Perhaps the one most likely to go down in SNL legend will be the skit in which Molly Shannon and Ana Gasteyer discuss White's, um, baked goods, on their NPR food show, "Delicious Dish." Not since Alec Baldwin hawked his famous "Schweddy Balls" in the same sketch have I felt so conflicted about laughing so hard. (White's video below)
The Washington Post's Hank Stuever believes one of the reasons we love Betty White so much is because, "America loves a slightly dirty-minded meemaw with an unerring sense of comic timing." Well, the SNL writers were definitely in tune with that philosophy, because many of White's sketches seemed to rely on a bit of raunch to shock us and make us laugh. And that's totally fine. It worked.
My fear for White before the show (in addition to the usual fear of poor SNL writing), was that SNL would underuse her and rely on Fey and Poehler to carry the show. That didn't happen either. White appeared in every sketch on the show.
She breathed life into the often tiresome "Scared Straight" sketch with Kenan Thompson, sporting a frizzy gray afro wig and threats of prison rape. White's "Granny Loretta Macintosh" character, reciting a tale that involved her spinning via tornado from her family farm in Kansas, told a cracked up Bill Heder that if he didn't straighten up, he would get to meet the "Wizard of Ass."
I did like the MacGruber sketches, for a change, with Betty White playing MacGruber's Nana (though, this is the one place I could have done without the raunch). If there was a weak point -- and I'm not saying it was bad -- it was a sketch near the end of the show promoting another "CSI" spinoff called "CSI: Sarasota."
But the Digital Short that followed it featuring the entire cast serenading Betty with the theme to "Golden Girls?" STRAIGHT UP AWESOME. It starts out sweet and ends so. very. wrong. (Update: Digital short link at Huffington Post)

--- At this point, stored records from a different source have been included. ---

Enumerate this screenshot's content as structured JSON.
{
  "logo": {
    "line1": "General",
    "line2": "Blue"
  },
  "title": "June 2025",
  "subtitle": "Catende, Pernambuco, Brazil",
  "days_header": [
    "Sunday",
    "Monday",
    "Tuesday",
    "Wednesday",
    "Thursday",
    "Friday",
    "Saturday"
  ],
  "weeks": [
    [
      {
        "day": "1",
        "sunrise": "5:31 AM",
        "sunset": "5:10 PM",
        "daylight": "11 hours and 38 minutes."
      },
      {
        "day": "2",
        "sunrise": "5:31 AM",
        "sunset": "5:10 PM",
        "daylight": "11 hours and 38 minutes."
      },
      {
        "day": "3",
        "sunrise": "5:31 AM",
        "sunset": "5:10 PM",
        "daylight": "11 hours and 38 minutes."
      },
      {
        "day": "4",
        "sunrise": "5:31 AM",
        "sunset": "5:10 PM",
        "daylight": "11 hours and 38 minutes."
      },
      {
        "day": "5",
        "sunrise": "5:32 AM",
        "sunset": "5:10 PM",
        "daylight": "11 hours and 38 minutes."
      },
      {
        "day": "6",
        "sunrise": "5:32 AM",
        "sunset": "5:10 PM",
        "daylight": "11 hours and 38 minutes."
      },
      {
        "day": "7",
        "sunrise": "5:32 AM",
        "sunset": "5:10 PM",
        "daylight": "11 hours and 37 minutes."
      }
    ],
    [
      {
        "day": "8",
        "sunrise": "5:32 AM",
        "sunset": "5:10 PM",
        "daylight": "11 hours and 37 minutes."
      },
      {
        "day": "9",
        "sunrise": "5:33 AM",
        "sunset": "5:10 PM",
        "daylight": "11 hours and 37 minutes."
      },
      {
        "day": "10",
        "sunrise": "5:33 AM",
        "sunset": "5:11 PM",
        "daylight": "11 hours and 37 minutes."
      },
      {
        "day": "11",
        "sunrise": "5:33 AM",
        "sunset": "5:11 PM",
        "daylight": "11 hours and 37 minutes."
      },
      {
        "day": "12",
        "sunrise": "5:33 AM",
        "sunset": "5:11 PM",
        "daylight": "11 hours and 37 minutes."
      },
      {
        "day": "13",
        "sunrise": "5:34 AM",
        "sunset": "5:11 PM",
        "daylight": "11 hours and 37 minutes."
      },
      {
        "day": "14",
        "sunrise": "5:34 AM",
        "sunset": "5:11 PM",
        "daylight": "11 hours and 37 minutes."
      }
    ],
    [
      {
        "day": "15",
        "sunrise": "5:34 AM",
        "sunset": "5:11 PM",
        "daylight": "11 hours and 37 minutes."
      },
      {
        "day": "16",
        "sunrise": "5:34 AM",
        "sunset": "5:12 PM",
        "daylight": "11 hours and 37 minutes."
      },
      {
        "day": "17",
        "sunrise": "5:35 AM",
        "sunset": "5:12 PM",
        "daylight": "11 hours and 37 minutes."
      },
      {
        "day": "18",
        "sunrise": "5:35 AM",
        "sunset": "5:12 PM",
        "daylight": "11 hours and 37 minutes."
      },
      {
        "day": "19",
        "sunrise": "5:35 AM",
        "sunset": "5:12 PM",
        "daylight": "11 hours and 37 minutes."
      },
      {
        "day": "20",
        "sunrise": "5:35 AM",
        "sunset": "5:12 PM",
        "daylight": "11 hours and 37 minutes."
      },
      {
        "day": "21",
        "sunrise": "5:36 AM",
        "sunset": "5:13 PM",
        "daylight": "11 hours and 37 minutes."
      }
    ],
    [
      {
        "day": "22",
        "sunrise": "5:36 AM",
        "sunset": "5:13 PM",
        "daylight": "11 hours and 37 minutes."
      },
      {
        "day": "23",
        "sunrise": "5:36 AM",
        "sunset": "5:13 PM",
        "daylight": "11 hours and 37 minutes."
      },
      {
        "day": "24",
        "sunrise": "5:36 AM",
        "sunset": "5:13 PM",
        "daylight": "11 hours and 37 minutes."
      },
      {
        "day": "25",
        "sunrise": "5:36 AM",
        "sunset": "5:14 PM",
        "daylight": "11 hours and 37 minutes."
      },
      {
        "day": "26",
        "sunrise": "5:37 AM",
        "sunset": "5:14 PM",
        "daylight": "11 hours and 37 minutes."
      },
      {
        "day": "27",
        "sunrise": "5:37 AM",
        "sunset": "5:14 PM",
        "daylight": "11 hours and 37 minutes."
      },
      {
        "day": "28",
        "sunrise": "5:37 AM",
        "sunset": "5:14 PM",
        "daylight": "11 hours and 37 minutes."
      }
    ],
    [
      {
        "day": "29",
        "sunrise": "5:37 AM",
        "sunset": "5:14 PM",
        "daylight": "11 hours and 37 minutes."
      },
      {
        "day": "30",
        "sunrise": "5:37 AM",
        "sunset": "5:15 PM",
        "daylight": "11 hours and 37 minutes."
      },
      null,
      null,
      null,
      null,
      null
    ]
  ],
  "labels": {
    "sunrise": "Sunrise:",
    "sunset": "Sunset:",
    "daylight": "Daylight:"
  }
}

Another rewarding aspect of last night's show was the return of great SNL women Shannon and Gasteyer, as well as Rachel Dratch, Maya Rudolph, Tina Fey, and Amy Poehler. I will never grow tired of Rudolph screeching "Bobby Brown!" as Whitney Houston (or maybe I would if they overused her like most of Kristin Wiig's characters). But man, was the audience hungry for fresh blood. Or in this case, old blood. Honestly, the "Whitney Houston out-of-breath" bit slayed me. Can't we have Rudolph back?? And turns out Molly Shannon can still get in the high kicks and splits as 50-year-old Sally O'Malley (she likes to kick! stretch! kick!). Betty White joined her in this classic as 90-year-old Dotty O'Donoghan (she likes to stand, bend, and sit).
All in all, the show was a giant A+ and I'm betting SNL gets its highest ratings in ages.